Zweier acknowledged the supply issues, such as fewer drivers available for the same amount or more loads. Croke said carriers and shippers are trying to get around the problems of deadheading, fewer drivers and new warehouse locations — all things that can raise spot price.
"They have found a way to operate efficiently," said Croke. "They have found a way to operate in a market where there was not a precedent."
Contract rates on the rise
The 800-pound gorilla in the pricing room is still the economy. Zweier said federal loans and transfer payments are helping businesses and consumers, but he isn't sure how long that will last. And he is not sure the recovery will be sudden and strong in the shape of a "V."
"Once that money goes away, then it has to be driven by the economy," said Zweier. "I am not sure we are in a 'V'-shaped recovery."
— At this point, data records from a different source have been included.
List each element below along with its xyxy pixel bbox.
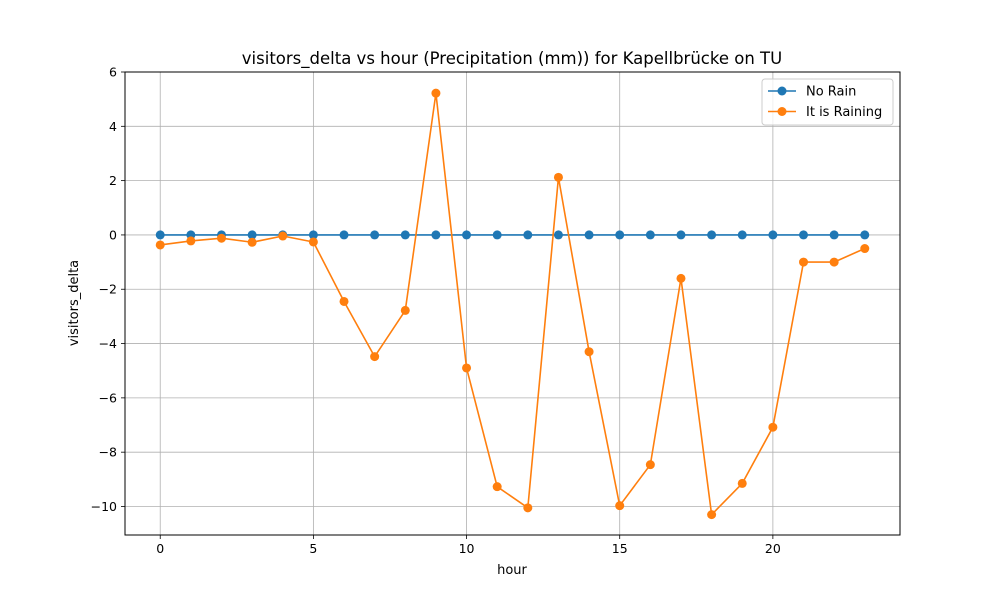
x-tick-label: 15 (612, 541, 628, 556)
x-tick-label: 20 (765, 541, 781, 556)
data-point (553, 230, 563, 240)
data-point (308, 230, 318, 240)
data-point (370, 352, 380, 362)
data-point (400, 230, 410, 240)
legend-marker (777, 86, 787, 96)
y-tick-label: −2 (99, 282, 117, 297)
data-point (707, 230, 717, 240)
legend-marker (777, 107, 787, 116)
x-tick-label: 5 (309, 541, 317, 556)
data-point (829, 257, 839, 267)
x-axis-label: hour (497, 563, 527, 578)
y-tick-label: −6 (99, 390, 117, 405)
x-tick-label: 10 (459, 541, 475, 556)
data-point (799, 257, 809, 267)
data-point (860, 230, 870, 240)
data-point (339, 296, 349, 306)
y-tick-label: −8 (99, 445, 117, 460)
legend-label: No Rain (806, 85, 856, 100)
data-point (492, 482, 502, 492)
data-point (799, 230, 809, 240)
series-layer (155, 88, 870, 520)
data-point (829, 230, 839, 240)
legend-label: It is Raining (806, 105, 882, 120)
data-point (768, 422, 778, 432)
data-point (768, 230, 778, 240)
data-point (523, 503, 533, 513)
data-point (492, 230, 502, 240)
chart-title: visitors_delta vs hour (Precipitation (m… (242, 49, 782, 69)
data-point (676, 273, 686, 283)
data-point (370, 230, 380, 240)
legend: No Rain It is Raining (761, 78, 894, 126)
data-point (645, 230, 655, 240)
data-point (462, 363, 472, 373)
data-point (615, 230, 625, 240)
data-point (645, 460, 655, 470)
data-point (860, 244, 870, 254)
data-point (523, 230, 533, 240)
data-point (553, 172, 563, 182)
data-point (584, 230, 594, 240)
data-point (400, 305, 410, 315)
data-point (431, 88, 441, 98)
data-point (247, 230, 257, 240)
data-point (737, 478, 747, 488)
data-point (737, 230, 747, 240)
legend-item: It is Raining (768, 105, 882, 120)
series-line (160, 92, 866, 516)
y-tick-label: 4 (109, 119, 117, 134)
plot-area-frame (124, 71, 901, 536)
data-point (247, 237, 257, 247)
data-point (186, 236, 196, 246)
data-point (216, 233, 226, 243)
series-2 (155, 88, 870, 520)
y-axis-label: visitors_delta (67, 260, 82, 346)
data-point (462, 230, 472, 240)
data-point (308, 237, 318, 247)
data-point (339, 230, 349, 240)
data-point (431, 230, 441, 240)
axis-ticks: 0 5 10 15 20 −10 −8 −6 −4 −2 0 2 4 6 (91, 65, 781, 557)
y-tick-label: −10 (91, 499, 117, 514)
data-point (155, 240, 165, 250)
data-point (278, 231, 288, 241)
legend-item: No Rain (768, 85, 856, 100)
data-point (584, 347, 594, 357)
y-tick-label: 0 (109, 227, 117, 242)
data-point (676, 230, 686, 240)
data-point (615, 501, 625, 511)
data-point (155, 230, 165, 240)
y-tick-label: 2 (109, 173, 117, 188)
y-tick-label: 6 (109, 65, 117, 80)
y-tick-label: −4 (99, 336, 117, 351)
data-point (707, 510, 717, 520)
x-tick-label: 0 (156, 541, 164, 556)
The pace of recovery and consumer spending will influence spot rates, which, in turn, will influence contract rates — all elements that are up in the air, given the uncertainty surrounding the virus.
"Once that money goes away, then it has to be driven by the economy. I am not sure we are in a 'V'-shaped recovery."
VP of Transportation Practice at Chainalytics
Driving the spot market rally are several factors. One is that inventories are low, including retail but excluding apparel. Food and beverages are at low levels, and auto-parts inventories are at their second-lowest in recent history, said Avery Vise, VP of trucking at FTR.
And it's not just a rise in spot rates, but how long they sustain higher levels, Croke said. The combination puts upward pressure on contract rates, he said.
Croke said he sees contract rates rising as of Wednesday. "In dry van, contract rates were $1.78 in May, and were $1.95 now," Croke said.
Vise thinks the price pressure could continue upward. "There certainly is potential for them to go higher," he said.
Vise said the current spot rate environment should also be judged on a longer-term comparison. Spot rates are the highest since the freight boom in September 2018. They are up 19% year over year, and they are up 12% from the five-year average, he said.
There is still potential for more economic woes, Vise said, but if carriers have not lured back more drivers, there will be higher contract rates in the fourth quarter and in the first quarter of 2021.
And if that happens, summer consumption will likely be the main cause. Left with fewer vacation options, Americans began working on home improvement and perhaps frequented e-commerce sites more often.
"We drew down summer inventory really quickly," said Croke.